“KALİTE DE, ÜRETİM DE DÜŞÜYOR”

Tarlasında, bahçesinde veya serasında üreterek geçimini sağlayan, sofralara yerli üretim koyan üretici ‘çok zordayız’ diyor… “Borçlanarak”, bin bir sıkıntıyla ürününü çıkardığını ifade eden üretici, yüksek maliyetler karşısında ezildiğini söylüyor.

Hüseyin ÖZBARIŞCI

Tarlasında, bahçesinde veya serasında üreterek geçimini sağlayan, sofralara yerli üretim koyan üretici ‘çok zordayız’ diyor… “Borçlanarak”, bin bir sıkıntıyla ürününü çıkardığını ifade eden üretici, yüksek maliyetler karşısında ezildiğini söylüyor, devletten daha fazla ‘destek’ talep ediyor.  
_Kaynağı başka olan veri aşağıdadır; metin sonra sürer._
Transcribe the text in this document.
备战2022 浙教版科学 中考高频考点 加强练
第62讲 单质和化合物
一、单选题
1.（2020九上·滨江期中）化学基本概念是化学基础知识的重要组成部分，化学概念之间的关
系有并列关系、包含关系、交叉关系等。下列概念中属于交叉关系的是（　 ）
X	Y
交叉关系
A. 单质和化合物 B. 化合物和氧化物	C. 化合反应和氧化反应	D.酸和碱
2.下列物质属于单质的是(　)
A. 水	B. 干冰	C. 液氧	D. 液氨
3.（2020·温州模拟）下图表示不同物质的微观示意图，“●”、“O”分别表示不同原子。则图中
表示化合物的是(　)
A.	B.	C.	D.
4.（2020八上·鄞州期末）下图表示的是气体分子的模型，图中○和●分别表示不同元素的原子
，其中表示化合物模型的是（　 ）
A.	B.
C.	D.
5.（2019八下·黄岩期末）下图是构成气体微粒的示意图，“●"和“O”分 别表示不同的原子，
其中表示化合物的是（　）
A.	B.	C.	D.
Gerek sulu tarım, gerekse kuru tarımla uğraşan üreticiler, maliyetler karşısında üretmekte zorlandıklarını, bu maliyetlerle üretimin olamayacağını söylüyor.

YENİDÜZEN’e konuşan üretici birliklerinin başkanları, hem maliyetlerin düşürülmesi, hem de devletin üretime daha fazla destek vermesi gerektiğini ifade etti.

Maliyetler karşısında verilen teşviklerin “devede kulak” kaldığını aktaran birlik başkanları, üretimden kopma noktasında olduklarını sözlerine ekledi ve hükümete çağrı yaptı.  


Üretici birliklerinin temsilcileri ne söylüyor?

Kıbrıs Türk Narenciye Üreticileri Birliği Başkanı Ali Alioğlu:

“Maliyetler düşerse hem rekolte artacak, hem de kaliteli ürün yetiştirilecek”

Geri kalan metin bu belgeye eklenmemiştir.